Cette immersion dans le monde du slam porte rapidement ses fruits. En 2018, il devient champion régional de slam-poésie de Dakar. Cette distinction lui apporte une visibilité nouvelle et confirme la pertinence de son engagement artistique. Mais loin de considérer ce titre comme une finalité, il le perçoit comme une étape dans un parcours plus large.
Au fil des années, son univers créatif se nourrit de multiples influences. Sa principale source d’inspiration reste la vie elle-même. Les réalités de la banlieue où il a grandi, les rencontres du quotidien, les parcours de femmes et d’hommes qu’il croise, les réussites comme les injustices constituent autant de matériaux d’écriture. Espaces d’expression « Je m’inspire également de l’avenir. J’aime imaginer l’impact que mes écrits pourraient avoir sur les générations futures. Cette projection nourrit énormément ma créativité », argue-t-il.
Chez lui, un texte peut naître d’une conversation entendue dans la rue, d’une actualité marquante, d’une émotion ou d’une simple interrogation. « J’observe, note, laisse mûrir les idées avant de leur donner forme », dit-il. Cette démarche explique sans doute la proximité que ses écrits entretiennent avec les préoccupations sociales contemporaines. Parmi les thèmes qui traversent son œuvre figurent le développement personnel, le leadership, l’engagement citoyen, la jeunesse et l’autonomisation des femmes.
Des sujets qu’il aborde avec la volonté constante de provoquer la réflexion et de susciter l’action. Son engagement dépasse d’ailleurs largement le cadre artistique. Il participe à plusieurs initiatives de développement destinées aux jeunes et aux femmes. Il s’investit également dans la promotion de la lecture à travers la création et l’animation de clubs littéraires. Pour lui, l’accès au livre demeure un enjeu fondamental dans la construction des citoyens de demain. L’année 2024 constitue une autre étape majeure de son parcours avec la publication de son premier roman, « Les Échos du coma ».
Cet ouvrage représente l’aboutissement de nombreuses années de lecture, d’apprentissage et de persévérance. Au-delà de l’acte éditorial lui-même, cette publication symbolise la concrétisation d’un rêve longtemps nourri dans le silence des cahiers et des manuscrits.
Comme beaucoup d’auteurs, Khadim Fall Bamba a dû composer avec plusieurs difficultés. La première reste la gestion du temps. Concilier études, vie professionnelle, responsabilités associatives et activités créatives exige une discipline permanente. À cela s’ajoute un défi plus structurel, la place encore limitée accordée aux métiers du livre dans certaines représentations sociales. Pourtant, Khadim demeure convaincu que les mots, les idées participent pleinement au développement d’une nation.

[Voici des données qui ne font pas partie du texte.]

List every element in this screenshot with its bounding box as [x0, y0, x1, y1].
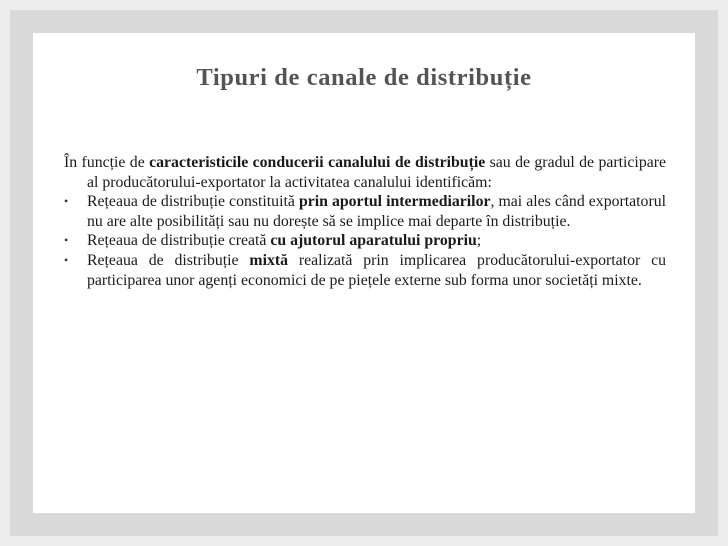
intro-paragraph: [64, 153, 666, 192]
list-item: [64, 192, 666, 231]
item-bold-text: prin aportul intermediarilor: [298, 193, 491, 211]
item-bold-text: cu ajutorul aparatului propriu: [270, 232, 477, 250]
slide-body: [64, 153, 666, 290]
item-text-after: , mai ales când exportatorul nu are alte posibilități sau nu dorește să se implice mai departe în distribuție.: [87, 193, 666, 230]
bullet-icon: •: [64, 194, 69, 209]
item-text-before: Rețeaua de distribuție creată: [87, 232, 271, 250]
item-bold-text: mixtă: [249, 251, 289, 269]
bullet-icon: •: [64, 233, 69, 248]
item-text-after: ;: [476, 232, 482, 250]
slide-content-area: [33, 33, 695, 513]
list-item: [64, 231, 666, 251]
item-text-before: Rețeaua de distribuție: [87, 251, 250, 269]
intro-text-before: În funcție de: [64, 154, 150, 171]
slide-title: Tipuri de canale de distribuție: [196, 64, 532, 91]
bullet-icon: •: [64, 252, 69, 267]
item-text-before: Rețeaua de distribuție constituită: [87, 193, 299, 211]
item-text-after: realizată prin implicarea producătorului-exportator cu participarea unor agenți economici de pe piețele externe sub forma unor societăți mixte.: [87, 251, 667, 289]
intro-text-after: sau de gradul de participare al producătorului-exportator la activitatea canalului identificăm:: [87, 154, 666, 191]
list-item: [64, 251, 666, 290]
slide-frame: [10, 10, 718, 536]
intro-bold-text: caracteristicile conducerii canalului de distribuție: [149, 154, 486, 171]
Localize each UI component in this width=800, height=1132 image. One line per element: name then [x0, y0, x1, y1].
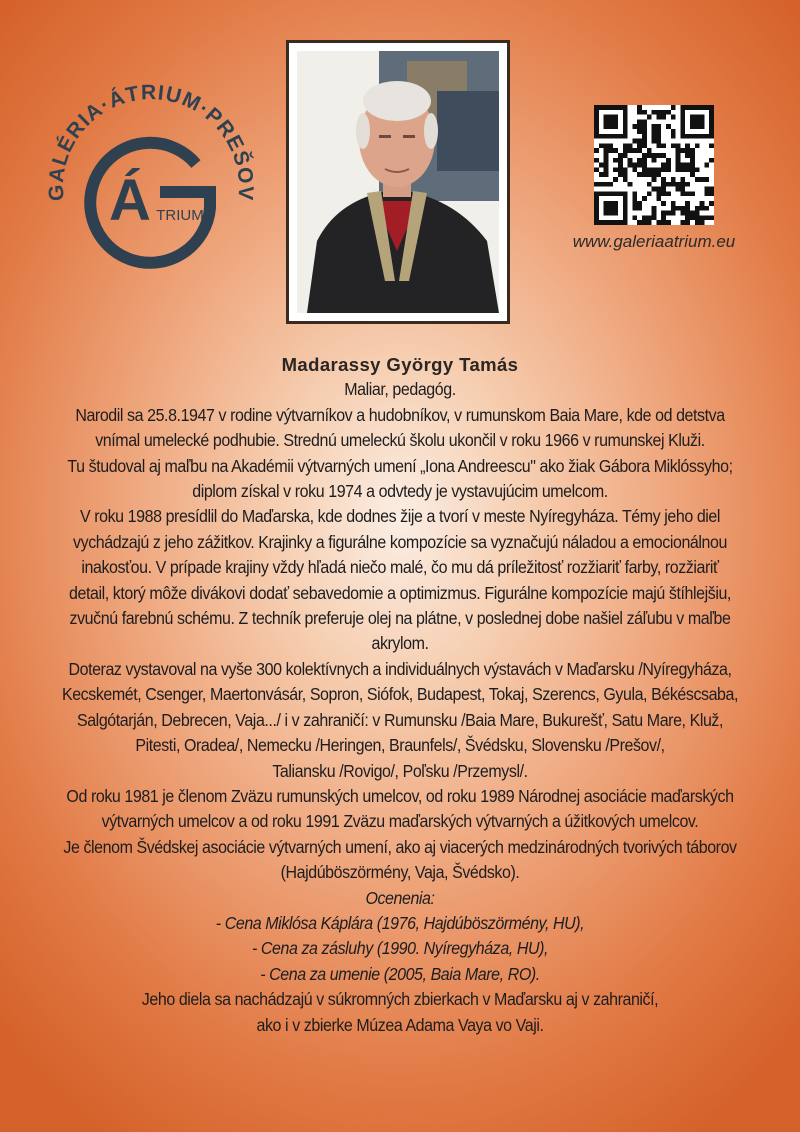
bio-line: zvučnú farebnú schému. Z techník preferuje olej na plátne, v poslednej dobe našiel záľubu v maľbe — [69, 608, 731, 629]
bio-line: Kecskemét, Csenger, Maertonvásár, Sopron, Siófok, Budapest, Tokaj, Szerencs, Gyula, Békéscsaba, — [61, 684, 739, 705]
bio-line: diplom získal v roku 1974 a odvtedy je vystavujúcim umelcom. — [192, 481, 608, 502]
bio-line: akrylom. — [371, 633, 429, 654]
award-item: - Cena za umenie (2005, Baia Mare, RO). — [260, 963, 540, 984]
galeria-atrium-logo — [40, 60, 260, 280]
bio-line: Narodil sa 25.8.1947 v rodine výtvarníkov a hudobníkov, v rumunskom Baia Mare, kde od detstva — [75, 404, 725, 425]
logo-monogram: Á — [109, 168, 151, 233]
artist-role: Maliar, pedagóg. — [344, 379, 456, 400]
bio-line: (Hajdúböszörmény, Vaja, Švédsko). — [280, 862, 520, 883]
bio-line: Doteraz vystavoval na vyše 300 kolektívnych a individuálnych výstavách v Maďarsku /Nyíregyháza, — [68, 658, 732, 679]
award-item: - Cena Miklósa Káplára (1976, Hajdúböszörmény, HU), — [215, 912, 585, 933]
bio-line: Salgótarján, Debrecen, Vaja.../ i v zahraničí: v Rumunsku /Baia Mare, Bukurešť, Satu Mare, Kluž, — [76, 709, 724, 730]
bio-line: Taliansku /Rovigo/, Poľsku /Przemysl/. — [272, 760, 528, 781]
qr-code-icon[interactable] — [594, 105, 714, 225]
bio-line: detail, ktorý môže divákovi dodať sebavedomie a optimizmus. Figurálne kompozície majú štíhlejšiu, — [69, 582, 731, 603]
bio-line: inakosťou. V prípade krajiny vždy hľadá niečo malé, čo mu dá príležitosť rozžiariť farby, rozžiariť — [81, 557, 719, 578]
bio-line: V roku 1988 presídlil do Maďarska, kde dodnes žije a tvorí v meste Nyíregyháza. Témy jeho diel — [79, 506, 721, 527]
artist-name: Madarassy György Tamás — [281, 354, 519, 375]
bio-line: vnímal umelecké podhubie. Strednú umeleckú školu ukončil v roku 1966 v rumunskej Kluži. — [95, 430, 705, 451]
bio-line: vychádzajú z jeho zážitkov. Krajinky a figurálne kompozície sa vyznačujú náladou a emocionálnou — [73, 531, 727, 552]
logo-inner-text: TRIUM — [156, 207, 204, 224]
closing-line: ako i v zbierke Múzea Adama Vaya vo Vaji. — [256, 1014, 544, 1035]
bio-line: Je členom Švédskej asociácie výtvarných umení, ako aj viacerých medzinárodných tvorivých táborov — [63, 836, 737, 857]
bio-line: Od roku 1981 je členom Zväzu rumunských umelcov, od roku 1989 Národnej asociácie maďarských — [66, 785, 734, 806]
awards-title: Ocenenia: — [365, 887, 435, 908]
biography — [26, 352, 774, 1038]
bio-line: Tu študoval aj maľbu na Akadémii výtvarných umení „Iona Andreescu" ako žiak Gábora Miklóssyho; — [67, 455, 733, 476]
portrait-frame — [286, 40, 510, 324]
award-item: - Cena za zásluhy (1990. Nyíregyháza, HU), — [251, 938, 549, 959]
bio-line: Pitesti, Oradea/, Nemecku /Heringen, Braunfels/, Švédsku, Slovensku /Prešov/, — [135, 735, 665, 756]
logo-arc-text: GALÉRIA·ÁTRIUM·PREŠOV — [44, 81, 258, 202]
bio-line: výtvarných umelcov a od roku 1991 Zväzu maďarských výtvarných a úžitkových umelcov. — [101, 811, 699, 832]
website-url[interactable]: www.galeriaatrium.eu — [572, 232, 736, 251]
closing-line: Jeho diela sa nachádzajú v súkromných zbierkach v Maďarsku aj v zahraničí, — [141, 989, 659, 1010]
portrait-photo — [297, 51, 499, 313]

Les idées, les récits et les œuvres culturelles contribuent, selon lui, à façonner les mentalités et à accompagner les transformations sociales. Son regard sur l’avenir du slam au Sénégal est d’ailleurs empreint d’optimisme. Il observe l’émergence de nombreux talents et la multiplication des espaces d’expression. « Les réseaux sociaux, les plateformes numériques et les nouveaux formats de diffusion permettent désormais à la poésie orale de toucher un public beaucoup plus vaste qu’auparavant », a-t-il remarqué.

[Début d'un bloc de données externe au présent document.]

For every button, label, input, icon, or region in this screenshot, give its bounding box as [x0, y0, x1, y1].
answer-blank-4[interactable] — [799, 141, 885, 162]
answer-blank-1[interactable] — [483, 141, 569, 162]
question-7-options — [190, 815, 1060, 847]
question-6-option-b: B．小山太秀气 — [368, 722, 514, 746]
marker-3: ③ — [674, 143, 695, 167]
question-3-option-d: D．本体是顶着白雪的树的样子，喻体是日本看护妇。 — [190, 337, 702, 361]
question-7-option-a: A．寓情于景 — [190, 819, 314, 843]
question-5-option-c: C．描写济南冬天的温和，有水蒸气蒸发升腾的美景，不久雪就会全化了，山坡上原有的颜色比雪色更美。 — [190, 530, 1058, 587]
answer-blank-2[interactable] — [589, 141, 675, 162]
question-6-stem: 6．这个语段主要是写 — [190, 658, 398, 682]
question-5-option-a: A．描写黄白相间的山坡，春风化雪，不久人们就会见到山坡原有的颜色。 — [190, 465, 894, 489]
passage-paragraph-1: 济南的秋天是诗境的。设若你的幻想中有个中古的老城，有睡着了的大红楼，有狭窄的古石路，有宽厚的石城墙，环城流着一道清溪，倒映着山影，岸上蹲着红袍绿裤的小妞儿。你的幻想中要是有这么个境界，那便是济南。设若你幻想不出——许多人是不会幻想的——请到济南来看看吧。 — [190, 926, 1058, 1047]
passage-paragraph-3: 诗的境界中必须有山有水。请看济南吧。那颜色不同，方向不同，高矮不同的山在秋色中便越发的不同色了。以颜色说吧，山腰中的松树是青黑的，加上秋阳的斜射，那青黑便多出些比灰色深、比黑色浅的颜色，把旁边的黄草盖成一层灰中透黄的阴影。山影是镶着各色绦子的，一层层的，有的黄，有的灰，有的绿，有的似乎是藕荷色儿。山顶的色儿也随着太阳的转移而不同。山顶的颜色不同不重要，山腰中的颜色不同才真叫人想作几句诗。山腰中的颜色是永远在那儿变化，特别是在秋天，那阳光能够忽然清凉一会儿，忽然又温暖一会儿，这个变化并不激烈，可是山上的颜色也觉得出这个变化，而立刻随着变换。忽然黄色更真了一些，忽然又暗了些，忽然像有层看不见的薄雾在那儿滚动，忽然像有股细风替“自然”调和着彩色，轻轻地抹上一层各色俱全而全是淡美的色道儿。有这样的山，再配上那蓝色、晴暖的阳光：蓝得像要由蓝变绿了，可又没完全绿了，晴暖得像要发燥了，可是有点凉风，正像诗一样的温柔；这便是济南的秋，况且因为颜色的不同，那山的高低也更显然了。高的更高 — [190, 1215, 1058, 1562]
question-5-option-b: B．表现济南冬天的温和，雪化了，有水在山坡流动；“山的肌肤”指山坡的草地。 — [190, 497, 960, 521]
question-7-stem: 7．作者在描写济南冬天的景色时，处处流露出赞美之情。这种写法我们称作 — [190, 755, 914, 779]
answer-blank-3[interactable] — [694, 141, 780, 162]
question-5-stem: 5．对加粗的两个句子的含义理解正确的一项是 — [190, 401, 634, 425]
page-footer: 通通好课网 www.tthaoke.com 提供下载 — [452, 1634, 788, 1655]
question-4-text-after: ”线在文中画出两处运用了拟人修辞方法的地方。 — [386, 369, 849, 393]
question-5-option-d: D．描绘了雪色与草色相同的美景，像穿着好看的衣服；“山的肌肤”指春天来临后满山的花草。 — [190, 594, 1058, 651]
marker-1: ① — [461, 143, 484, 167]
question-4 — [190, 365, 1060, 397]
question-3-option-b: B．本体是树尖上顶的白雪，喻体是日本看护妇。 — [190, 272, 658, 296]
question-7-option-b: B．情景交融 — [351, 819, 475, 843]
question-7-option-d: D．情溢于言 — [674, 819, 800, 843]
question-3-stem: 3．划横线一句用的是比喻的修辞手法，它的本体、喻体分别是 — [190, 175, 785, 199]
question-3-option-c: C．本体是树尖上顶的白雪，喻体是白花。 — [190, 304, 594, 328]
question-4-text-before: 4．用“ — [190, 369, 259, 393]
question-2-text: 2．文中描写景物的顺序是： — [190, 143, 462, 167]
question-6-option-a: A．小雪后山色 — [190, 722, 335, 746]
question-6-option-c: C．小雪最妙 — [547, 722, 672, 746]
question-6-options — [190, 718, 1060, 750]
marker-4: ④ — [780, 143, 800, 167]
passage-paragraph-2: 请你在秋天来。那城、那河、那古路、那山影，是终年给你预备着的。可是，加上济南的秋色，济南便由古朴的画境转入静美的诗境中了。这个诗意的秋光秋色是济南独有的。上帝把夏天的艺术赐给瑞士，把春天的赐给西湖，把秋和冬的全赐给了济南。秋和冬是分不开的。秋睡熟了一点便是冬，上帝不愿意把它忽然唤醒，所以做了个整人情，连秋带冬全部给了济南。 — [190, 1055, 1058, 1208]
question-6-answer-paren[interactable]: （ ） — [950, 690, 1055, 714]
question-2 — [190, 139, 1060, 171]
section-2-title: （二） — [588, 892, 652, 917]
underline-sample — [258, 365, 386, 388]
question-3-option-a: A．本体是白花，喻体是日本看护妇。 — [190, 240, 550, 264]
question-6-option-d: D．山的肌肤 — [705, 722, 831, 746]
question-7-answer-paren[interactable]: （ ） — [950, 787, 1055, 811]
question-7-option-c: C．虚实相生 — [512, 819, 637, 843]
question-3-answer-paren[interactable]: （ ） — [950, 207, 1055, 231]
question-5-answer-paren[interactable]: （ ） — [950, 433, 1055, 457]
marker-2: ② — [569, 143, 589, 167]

À ses yeux, l’enjeu principal consiste désormais à structurer davantage cet écosystème afin d’accompagner durablement les jeunes artistes. Une mission à laquelle il entend continuer de contribuer à travers ses activités de formation, d’encadrement et de création. Aujourd’hui, Khadim Fall Bamba poursuit l’écriture de nouveaux projets littéraires tout en développant des contenus éducatifs destinés à sensibiliser et à inspirer les jeunes générations.
Son ambition demeure inchangée : produire des œuvres capables d’interroger la société, de transmettre des valeurs et de susciter des vocations.